400 W Canal Street
Milwaukee, WI 53201 (map); 414-287-2789; motorrestaurant.com
Cooking Method: Grilled
Short Order:The most chic, upscale biker bar you've ever seen, connected to the Harley Davidson Museum
Want Fries With That?Skip the boring fries and go straight for the fantastic, crispy beer battered onion rings
Price: Dynamo burger, $13.95; Stuffed Motor burger, $12.95; onion rings, $6.95
There's a big event coming up in Milwaukee, one that is expected to bring hundreds of thousands of people and their thunderous two-wheeled rides. Harley-Davidson's 110th anniversary celebration is only a few days away and the city is buzzing in anticipation.
About five years ago, Harley-Davidson opened a museum here in Milwaukee, the birthplace and still home of the company. It's got a few different dining options in the complex that runs a length of the Milwaukee river just south of downtown. I decided that with the impending anniversary, now was a good time to try their main restaurant, Motor.
The interior of the restaurant and bar is, unsurprisingly, heavily themed. But surprisingly, it's quite dramatic, artistic, and interesting, with soft touches like the warm, antique-style lighting. The burgers fit in well in this environment, as they're pretty over-the-top and dramatic in their own right.
Of the two burgers I tried, the monthly special for August, the Dynamo Burger ($13.95), was the better one by far. A half-pound of hand-formed beef was topped with roasted poblano and corn salsa, grilled onions, pepperjack cheese, chipotle crema, lettuce, and tomato, all with a fried tostada shell sandwiched in the middle.
There was a lot of flavor going on in this burger. The thick layer of pepperjack was well melted over the beef. The onions were abundant and worked well with the relatively mild chipotle sauce. The corn and poblano salsa tasted great, but there was hardly any of it—the burger definitely could have used more.
The tostada ended up being the surprise winning addition. It didn't taste like a big, commercially-made tortilla chip,—it was light, crunchy, and flaky. It got a little bit soggy in the middle from being stacked between the beef and the tomato, but the edges stayed crunchy for a great texture.
I requested medium and it came out pretty close. The beef was juicy and coarsely ground, and while it was a little bit tough, it had a robust flavor amped up by the grill. It could have used a little more seasoning, though, especially for a patty that thick.
The beef on their regular menu burger, the Stuffed Motor Burger ($12.95) stuffed with chopped bacon and cheddar cheese, was a little bit worse for the wear. The beef was a little bit more sausage-like in texture, perhaps from the extra handling and shaping.

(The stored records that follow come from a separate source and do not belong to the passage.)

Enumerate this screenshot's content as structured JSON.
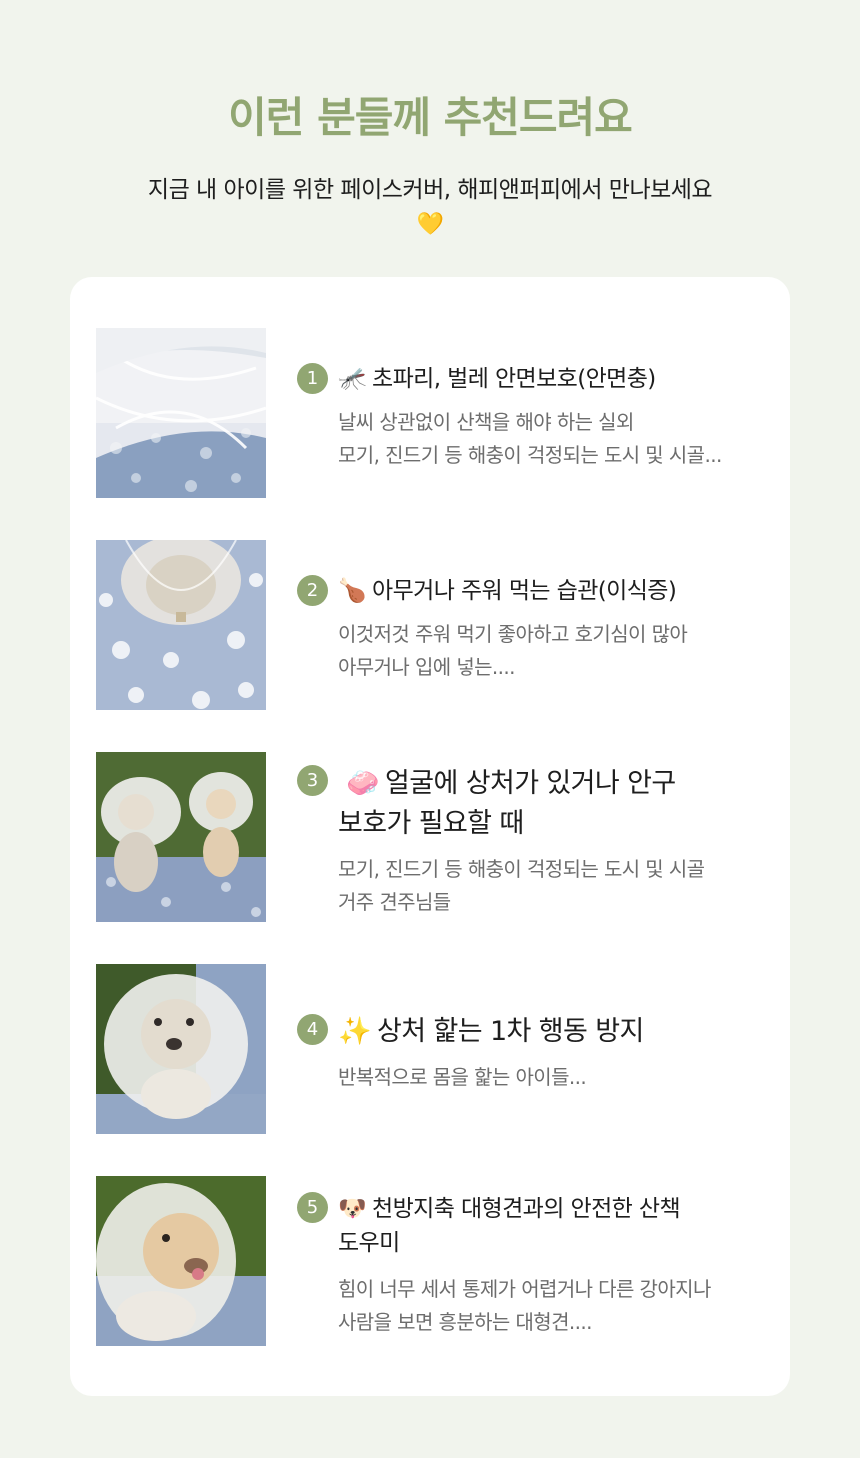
{
  "header": {
    "headline": "이런 분들께 추천드려요",
    "subline": "지금 내 아이를 위한 페이스커버,  해피앤퍼피에서 만나보세요",
    "heart_emoji": "💛"
  },
  "colors": {
    "background": "#f1f4ed",
    "accent_green": "#91a672",
    "card": "#ffffff",
    "title_text": "#1e1e1e",
    "desc_text": "#6d6d6d"
  },
  "items": [
    {
      "number": "1",
      "emoji": "🦟",
      "title": "초파리, 벌레  안면보호(안면충)",
      "desc_line1": "날씨 상관없이 산책을 해야 하는 실외",
      "desc_line2": "모기, 진드기 등 해충이 걱정되는 도시 및 시골...",
      "image": "tulle-net-closeup"
    },
    {
      "number": "2",
      "emoji": "🍗",
      "title": "아무거나 주워 먹는 습관(이식증)",
      "desc_line1": "이것저것 주워 먹기 좋아하고 호기심이 많아",
      "desc_line2": "아무거나 입에 넣는....",
      "image": "dog-head-under-cover"
    },
    {
      "number": "3",
      "emoji": "🧼",
      "title_line1": "얼굴에 상처가 있거나 안구",
      "title_line2": "보호가 필요할 때",
      "desc_line1": "모기, 진드기 등 해충이 걱정되는 도시 및 시골",
      "desc_line2": "거주 견주님들",
      "image": "two-dogs-wearing-covers"
    },
    {
      "number": "4",
      "emoji": "✨",
      "title": "상처 핥는 1차 행동 방지",
      "desc_line1": "반복적으로 몸을 핥는 아이들...",
      "image": "dog-face-in-veil"
    },
    {
      "number": "5",
      "emoji": "🐶",
      "title_line1": "천방지축 대형견과의 안전한 산책",
      "title_line2": "도우미",
      "desc_line1": "힘이 너무 세서 통제가 어렵거나 다른 강아지나",
      "desc_line2": "사람을 보면 흥분하는 대형견....",
      "image": "dog-sticking-tongue-out"
    }
  ]
}
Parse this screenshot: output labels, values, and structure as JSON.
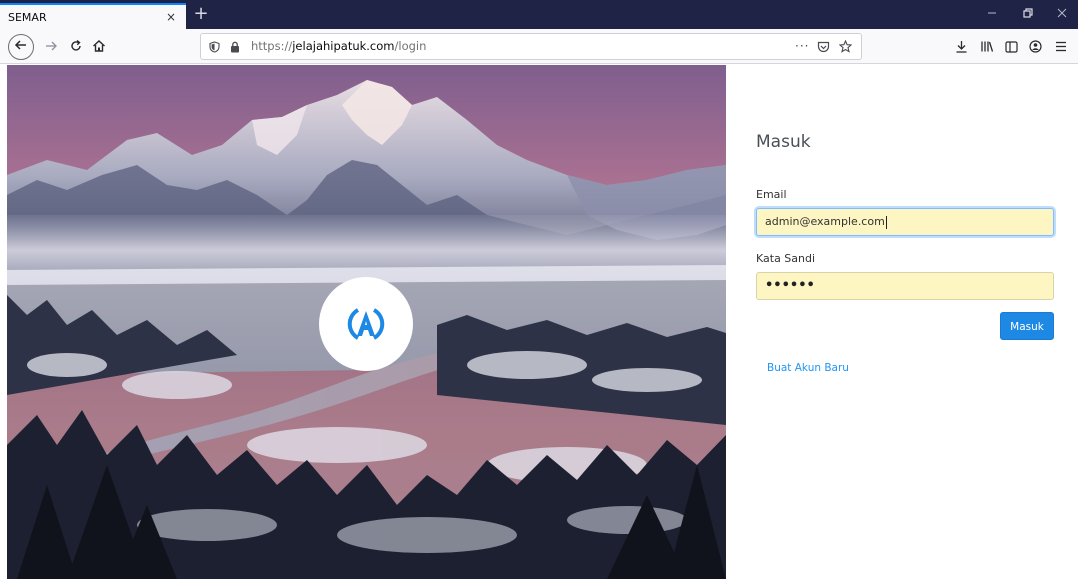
{
  "browser": {
    "tab_title": "SEMAR",
    "tab_close": "×",
    "new_tab": "+",
    "url_scheme": "https://",
    "url_host": "jelajahipatuk.com",
    "url_path": "/login"
  },
  "login": {
    "title": "Masuk",
    "email_label": "Email",
    "email_value": "admin@example.com",
    "password_label": "Kata Sandi",
    "password_value": "••••••",
    "submit_label": "Masuk",
    "register_link": "Buat Akun Baru"
  },
  "colors": {
    "titlebar": "#1f2447",
    "accent": "#1e88e5",
    "link": "#2196f3",
    "autofill": "#fdf6c3"
  },
  "icons": {
    "nav": [
      "back-arrow-icon",
      "forward-arrow-icon",
      "reload-icon",
      "home-icon"
    ],
    "url": [
      "tracking-shield-icon",
      "lock-icon",
      "page-actions-icon",
      "pocket-icon",
      "bookmark-star-icon"
    ],
    "toolbar": [
      "download-icon",
      "library-icon",
      "sidebar-icon",
      "account-icon",
      "menu-icon"
    ]
  }
}
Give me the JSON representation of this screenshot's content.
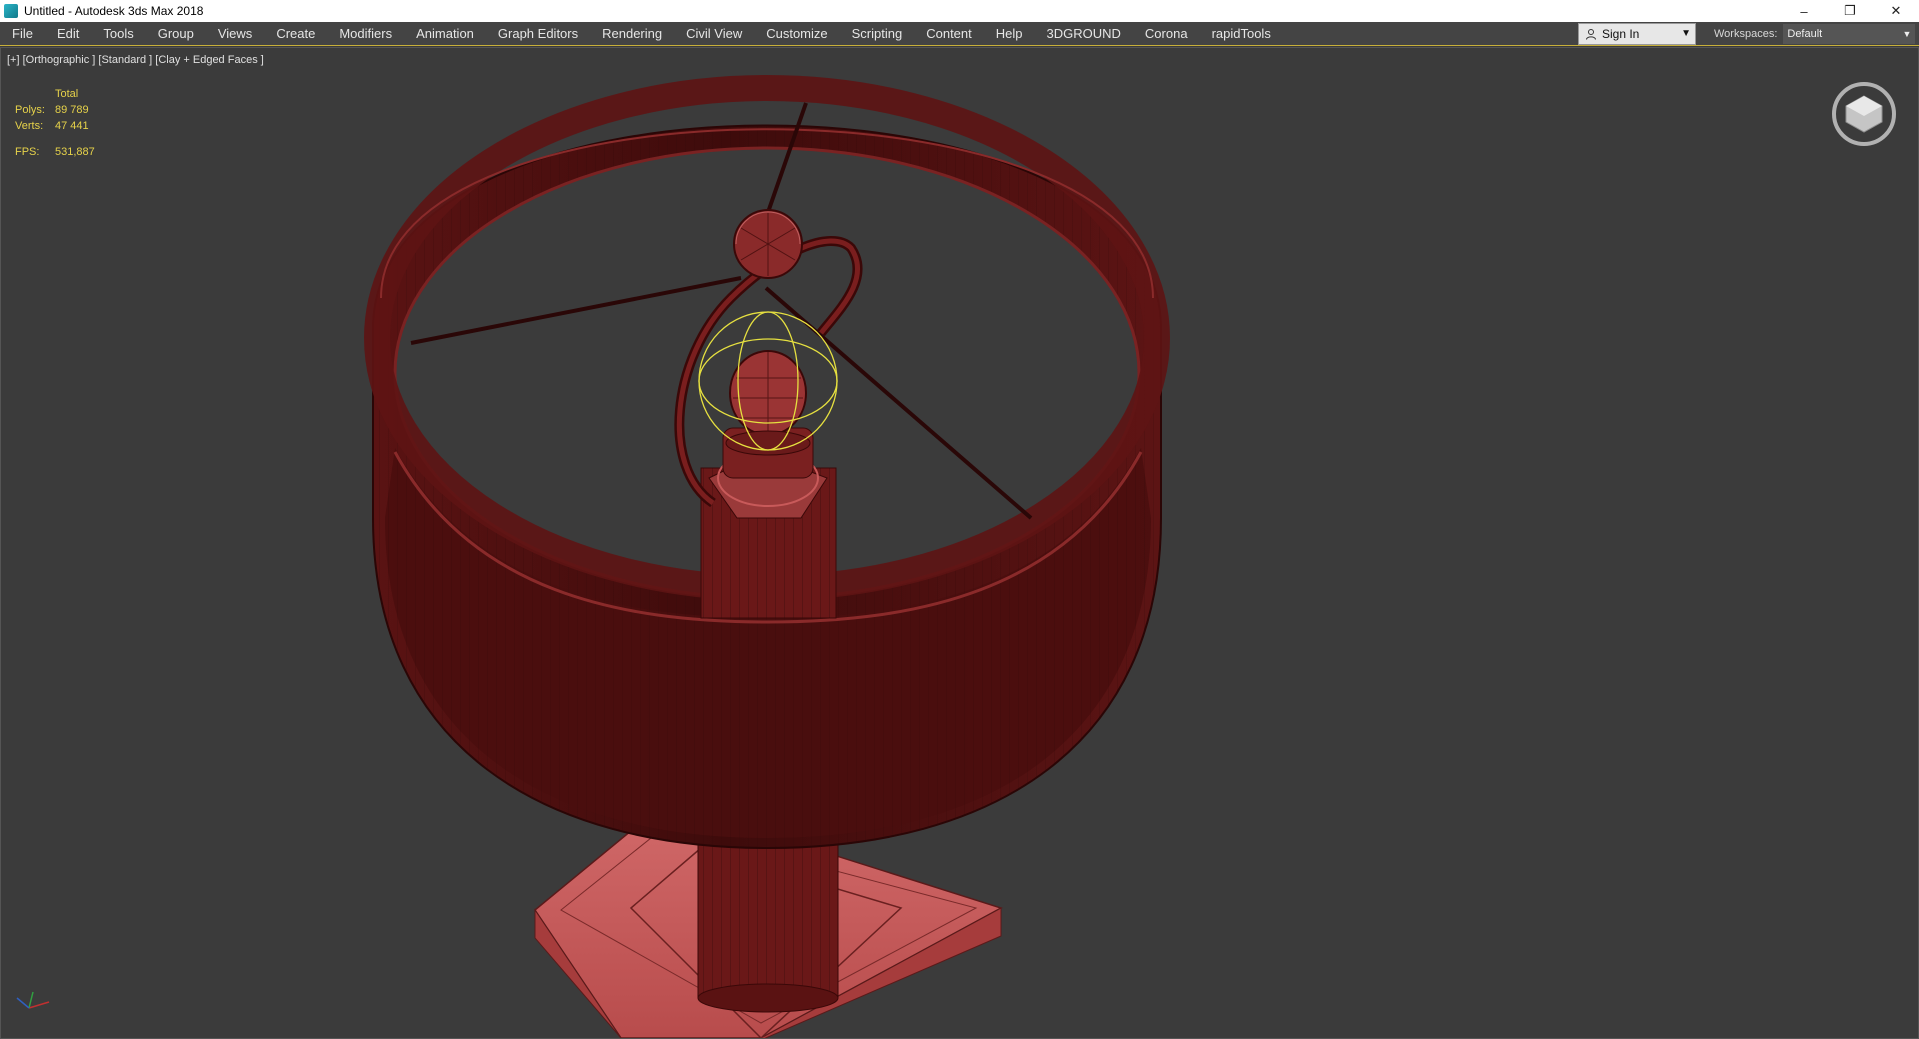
{
  "window": {
    "title": "Untitled - Autodesk 3ds Max 2018",
    "controls": [
      "minimize-icon",
      "restore-icon",
      "close-icon"
    ]
  },
  "menu": {
    "items": [
      "File",
      "Edit",
      "Tools",
      "Group",
      "Views",
      "Create",
      "Modifiers",
      "Animation",
      "Graph Editors",
      "Rendering",
      "Civil View",
      "Customize",
      "Scripting",
      "Content",
      "Help",
      "3DGROUND",
      "Corona",
      "rapidTools"
    ]
  },
  "account": {
    "sign_in": "Sign In"
  },
  "workspaces": {
    "label": "Workspaces:",
    "value": "Default"
  },
  "viewport": {
    "label": "[+] [Orthographic ] [Standard ] [Clay + Edged Faces ]",
    "stats": {
      "header": "Total",
      "polys_label": "Polys:",
      "polys_value": "89 789",
      "verts_label": "Verts:",
      "verts_value": "47 441",
      "fps_label": "FPS:",
      "fps_value": "531,887"
    }
  },
  "colors": {
    "model_dark": "#4a0f0f",
    "model_mid": "#6e1a1a",
    "model_light": "#c85a5a",
    "selection": "#e6e040",
    "viewport_bg": "#3b3b3b"
  }
}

My server recommended getting the burger medium well so the stuffing would be heated through and melty. I am glad they recommend this—cool filling is not pleasant—but it demonstrates the inherent stupidity of stuffed burgers, if you ask me. The beef was dry, of course, though not desert dry.

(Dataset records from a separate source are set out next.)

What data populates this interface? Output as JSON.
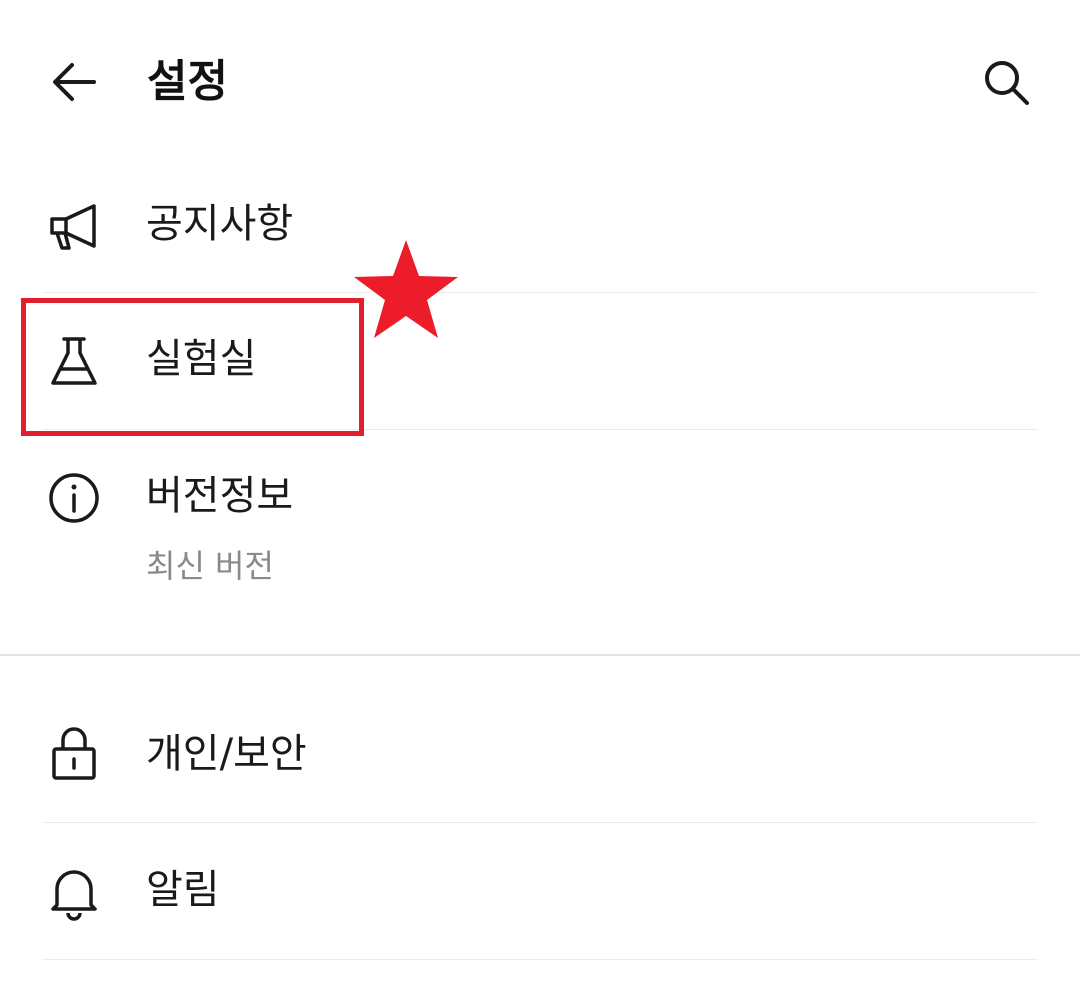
{
  "header": {
    "title": "설정",
    "back_icon": "arrow-left-icon",
    "search_icon": "search-icon"
  },
  "items": [
    {
      "label": "공지사항",
      "icon": "megaphone-icon"
    },
    {
      "label": "실험실",
      "icon": "flask-icon"
    },
    {
      "label": "버전정보",
      "sublabel": "최신 버전",
      "icon": "info-icon"
    },
    {
      "label": "개인/보안",
      "icon": "lock-icon"
    },
    {
      "label": "알림",
      "icon": "bell-icon"
    }
  ],
  "annotation": {
    "highlight_color": "#e0202c",
    "marker_icon": "star-icon"
  }
}
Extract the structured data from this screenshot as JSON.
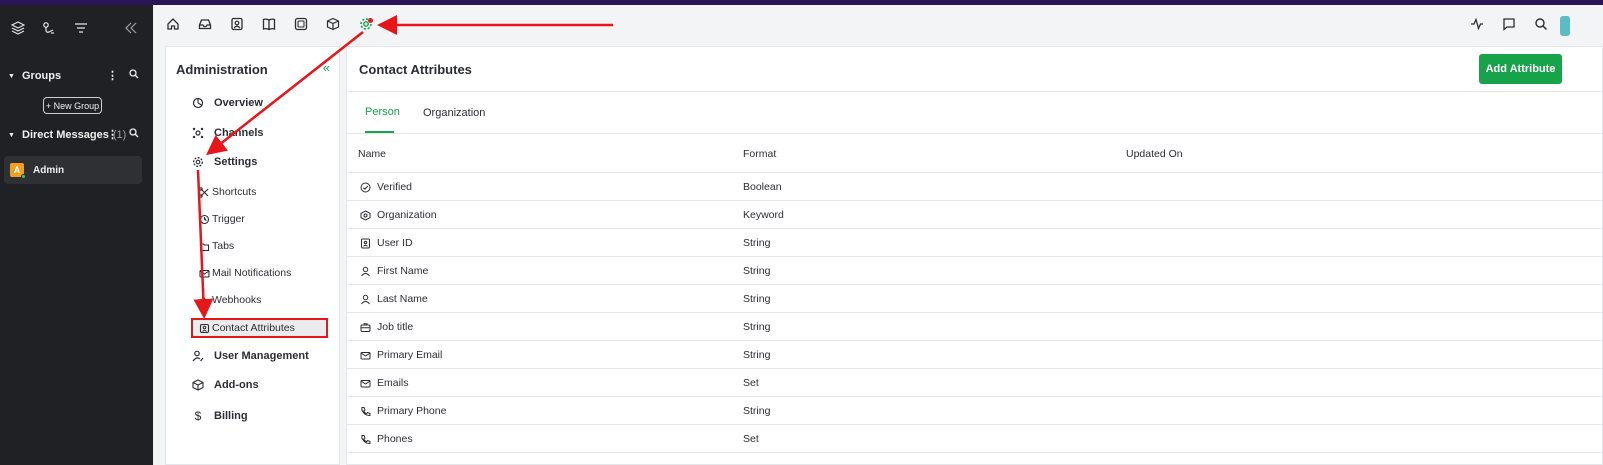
{
  "sidebar": {
    "icons": [
      "layers-icon",
      "route-icon",
      "filter-icon",
      "collapse-double-left-icon"
    ],
    "groups_label": "Groups",
    "new_group_label": "+ New Group",
    "direct_messages_label": "Direct Messages",
    "direct_messages_count": "(1)",
    "admin_initial": "A",
    "admin_name": "Admin"
  },
  "topnav": {
    "left_icons": [
      "home-icon",
      "inbox-icon",
      "contacts-icon",
      "knowledge-book-icon",
      "reports-icon",
      "apps-cube-icon",
      "settings-gear-icon"
    ],
    "right_icons": [
      "activity-icon",
      "chat-icon",
      "search-icon"
    ]
  },
  "admin_panel": {
    "title": "Administration",
    "items": [
      {
        "label": "Overview",
        "icon": "overview-icon"
      },
      {
        "label": "Channels",
        "icon": "channels-icon"
      },
      {
        "label": "Settings",
        "icon": "settings-icon"
      },
      {
        "label": "User Management",
        "icon": "user-management-icon"
      },
      {
        "label": "Add-ons",
        "icon": "addons-icon"
      },
      {
        "label": "Billing",
        "icon": "billing-dollar-icon"
      }
    ],
    "settings_sub": [
      {
        "label": "Shortcuts",
        "icon": "shortcuts-icon"
      },
      {
        "label": "Trigger",
        "icon": "trigger-icon"
      },
      {
        "label": "Tabs",
        "icon": "tabs-icon"
      },
      {
        "label": "Mail Notifications",
        "icon": "mail-notifications-icon"
      },
      {
        "label": "Webhooks",
        "icon": "webhooks-icon"
      },
      {
        "label": "Contact Attributes",
        "icon": "contact-attributes-icon"
      }
    ]
  },
  "main": {
    "title": "Contact Attributes",
    "add_button": "Add Attribute",
    "tabs": [
      {
        "label": "Person",
        "active": true
      },
      {
        "label": "Organization",
        "active": false
      }
    ],
    "columns": [
      "Name",
      "Format",
      "Updated On"
    ],
    "rows": [
      {
        "name": "Verified",
        "format": "Boolean",
        "icon": "check-circle-icon"
      },
      {
        "name": "Organization",
        "format": "Keyword",
        "icon": "organization-icon"
      },
      {
        "name": "User ID",
        "format": "String",
        "icon": "id-badge-icon"
      },
      {
        "name": "First Name",
        "format": "String",
        "icon": "user-icon"
      },
      {
        "name": "Last Name",
        "format": "String",
        "icon": "user-icon"
      },
      {
        "name": "Job title",
        "format": "String",
        "icon": "briefcase-icon"
      },
      {
        "name": "Primary Email",
        "format": "String",
        "icon": "mail-icon"
      },
      {
        "name": "Emails",
        "format": "Set",
        "icon": "mail-icon"
      },
      {
        "name": "Primary Phone",
        "format": "String",
        "icon": "phone-icon"
      },
      {
        "name": "Phones",
        "format": "Set",
        "icon": "phone-icon"
      }
    ]
  },
  "colors": {
    "accent_green": "#17a34a",
    "annotation_red": "#e8151b",
    "dark_sidebar": "#1f2124"
  }
}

The burger came topped with more cheddar and bacon, along with barbecue sauce. The extra cheese on top made up for the cheese that got lost in the middle. The barbecue sauce was super thick and clung to the outside of the burger, making it less messy than usual.

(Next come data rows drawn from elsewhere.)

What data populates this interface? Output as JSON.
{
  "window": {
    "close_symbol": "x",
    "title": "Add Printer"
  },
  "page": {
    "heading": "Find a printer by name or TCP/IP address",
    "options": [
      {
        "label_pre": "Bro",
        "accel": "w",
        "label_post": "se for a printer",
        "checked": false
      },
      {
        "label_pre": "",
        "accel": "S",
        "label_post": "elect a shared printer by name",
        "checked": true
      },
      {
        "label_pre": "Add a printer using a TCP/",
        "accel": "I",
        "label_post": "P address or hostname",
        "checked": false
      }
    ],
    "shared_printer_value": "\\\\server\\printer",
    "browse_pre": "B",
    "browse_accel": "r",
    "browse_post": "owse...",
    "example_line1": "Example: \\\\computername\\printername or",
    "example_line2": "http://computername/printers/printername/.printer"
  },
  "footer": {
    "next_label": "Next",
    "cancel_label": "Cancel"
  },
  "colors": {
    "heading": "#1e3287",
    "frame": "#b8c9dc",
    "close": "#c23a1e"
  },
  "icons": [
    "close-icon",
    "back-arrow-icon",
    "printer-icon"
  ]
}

Fries tasted stale and pretty bland. I'd skip them in favor of onion rings, whether you order them off the appetizer menu like I did, or get an upgrade from fries (+$1). They were beautifully coated in beer batter that didn't flake off, and the onion was tender enough to bite completely through. They were some really top notch rings.
If you're headed to the Harley-Davidson museum, coming in for the 110th, or just want to try someplace new, check Motor out, but be warned that the prices are a bit steep. It's worth it though to soak up the atmosphere, whether inside at the bar or out on one of the two patios along the river.